L’arrivée d’un salarié en septembre 2010 – Fabrice Derval – a permis de concrétiser de nombreux aspects du projet qui était à l’étude depuis deux ans au sein de l’association sous le titre « plateforme départementale de contenus culturels ». C’est officiellement le 1er avril 2011 que cette web radio a véritablement annoncé son existence par son lancement public sur la toile. Depuis ces deux dates, le projet n’a de cesse de se développer.

  • Un site internet connu et en évolution

    À l’origine, le site Oufipo.org est une duplication du site internet de l’autre web radio de l’association Ousopo. Nous avons en effet choisi de commencer par un site relativement simple à mettre en place avant de réfléchir à un site plus approprié au projet Oufipo. Depuis le printemps 2012, une équipe planche à la création d’un nouveau site Oufipo plus adapté au type de contenus mis en ligne.

  • Le contenu

    Il y a actuellement 463 sons en ligne sur le site d’Oufipo, toutes catégories d’enregistrements confondus.
    Les sons sont accessibles selon une double entrée : par thématiques (Sciences, la Chose publique, Scène ouverte, Humanités) et par formes radiophoniques (conférences, portraits, entretiens, documentaires, émissions, procès-verbal).

Dans le détail, cela donne :
-  147 conférences
-  140 entretiens
-  117 procès-verbaux
-  34 portraits
-  25 documentaires.

  • La fréquentation du site

    Depuis sa création le 1er avril 2011, Oufipo comptabilise 205 000 visites et avoisine déjà les 9 000 visiteurs par mois. Il faut noter que la forme actuelle du site représente un frein à son développement. D’ici quelques mois, la nouvelle version de la plateforme sera en ligne et nous avons bon espoir que le nombre de visiteurs augmente.

  • Une lettre mensuelle

    La newsletter est envoyée chaque mois à plus de 2 800 abonnés. Elle annonce la mise en ligne de 15 nouveaux sons, en mettant en avant 4 d’entre eux.
    Depuis septembre 2012, elle est ensuite imprimée sous forme de lettre papier en 500 exemplaires (grâce à l’aide de la ville de Brest), diffusés à Brest et dans tout le département.

  • L’émission "Oufipo sur les ondes"

    Depuis octobre 2012, nous avons décidé de produire une émission d’une heure réalisée à partir du fond sonore de la webradio afin de mettre à disposition des radios locales un PAD ("prêt à diffuser") et ainsi de leur faciliter la tâche dans la diffusion des archives d’Oufipo.
    L’émission est dynamique, rythmée et éclectique. Elle comprend un entretien ou portrait, un documentaire, un extrait d’une conférence et deux procès-verbaux. Ces contenus portent sur des thèmes volontairement très différents.
    Elle a été diffusée chaque semaine de cette année 2012-2013 sur Radio U, Radio Neptune et RCF Rivages.
    Une vingtaine d’émissions intemporelles ont ainsi été produites qui pourront être diffusées et rediffusées par d’autres radios.

  • Des bénévoles-intervieweurs venus de tous horizons

    Oufipo se veut un outil à la disposition des Brestois qui sont incités, par son intermédiaire, à aller à la rencontre d’invités de passage dans la cité du Ponant ou à demeure dans cette ville.

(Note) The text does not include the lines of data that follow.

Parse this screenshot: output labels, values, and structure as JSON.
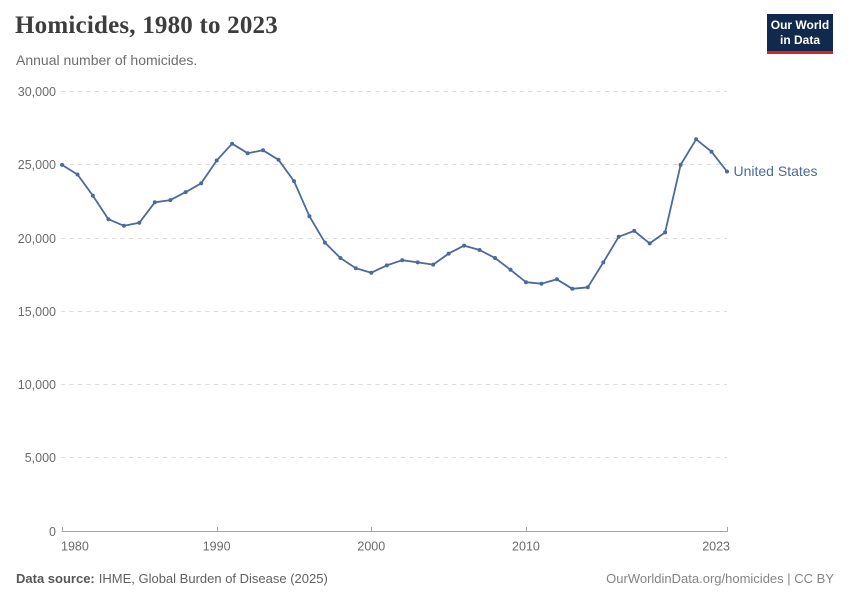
{
  "chart_data": {
    "type": "line",
    "title": "Homicides, 1980 to 2023",
    "subtitle": "Annual number of homicides.",
    "xlabel": "",
    "ylabel": "",
    "x": [
      1980,
      1981,
      1982,
      1983,
      1984,
      1985,
      1986,
      1987,
      1988,
      1989,
      1990,
      1991,
      1992,
      1993,
      1994,
      1995,
      1996,
      1997,
      1998,
      1999,
      2000,
      2001,
      2002,
      2003,
      2004,
      2005,
      2006,
      2007,
      2008,
      2009,
      2010,
      2011,
      2012,
      2013,
      2014,
      2015,
      2016,
      2017,
      2018,
      2019,
      2020,
      2021,
      2022,
      2023
    ],
    "series": [
      {
        "name": "United States",
        "color": "#4C6A9C",
        "values": [
          24950,
          24300,
          22850,
          21250,
          20800,
          21000,
          22400,
          22550,
          23100,
          23700,
          25250,
          26400,
          25750,
          25950,
          25300,
          23850,
          21450,
          19650,
          18600,
          17900,
          17600,
          18100,
          18450,
          18300,
          18150,
          18900,
          19450,
          19150,
          18600,
          17800,
          16950,
          16850,
          17150,
          16500,
          16600,
          18300,
          20050,
          20450,
          19600,
          20350,
          24950,
          26700,
          25850,
          24500
        ]
      }
    ],
    "ylim": [
      0,
      30000
    ],
    "ytick_interval": 5000,
    "yticks_labels": [
      "0",
      "5,000",
      "10,000",
      "15,000",
      "20,000",
      "25,000",
      "30,000"
    ],
    "xticks": [
      1980,
      1990,
      2000,
      2010,
      2023
    ],
    "grid": "horizontal-dashed",
    "legend": "series-label-at-line-end"
  },
  "logo": {
    "line1": "Our World",
    "line2": "in Data"
  },
  "footer": {
    "source_label": "Data source:",
    "source_text": "IHME, Global Burden of Disease (2025)",
    "credit": "OurWorldinData.org/homicides | CC BY"
  },
  "colors": {
    "line": "#4C6A9C",
    "logo_bg": "#12294e",
    "logo_accent": "#d8232a",
    "grid": "#dcdcdc",
    "axis": "#a3a3a3",
    "tick_label": "#6b6b6b",
    "title": "#3d3d3d",
    "subtitle": "#6e6e6e"
  }
}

On peut ainsi dire que le tissage du lien social est au cœur de ce projet collaboratif et citoyen.

    - Les bénévoles de l’association Longueur d’ondes  :
    à la base, une vingtaine de bénévoles d’Oufipo sont issus de l’association Longueur d’ondes et par là même associés au festival de la radio et de l’écoute. Un investissement de plusieurs années qui leur a sans doute donné envie de s’emparer d’un micro et de réaliser eux-mêmes des interviews.

    - Les nouveaux bénévoles recrutés spécialement pour Oufipo :
    ils représentent la majorité des intervieweurs et sont environ une trentaine. Ce sont des bénévoles de tous âges (de 20 à 70 ans), de différents milieux sociaux et univers professionnels. Ils ont intégré l’association soit en se présentant d’eux-mêmes, soit parce que nous les avons sollicités pour tels ou tels entretiens pour lesquels ils nous semblaient les intervieweurs idéaux. Pour la plupart, ils n’ont jamais fait de radio auparavant.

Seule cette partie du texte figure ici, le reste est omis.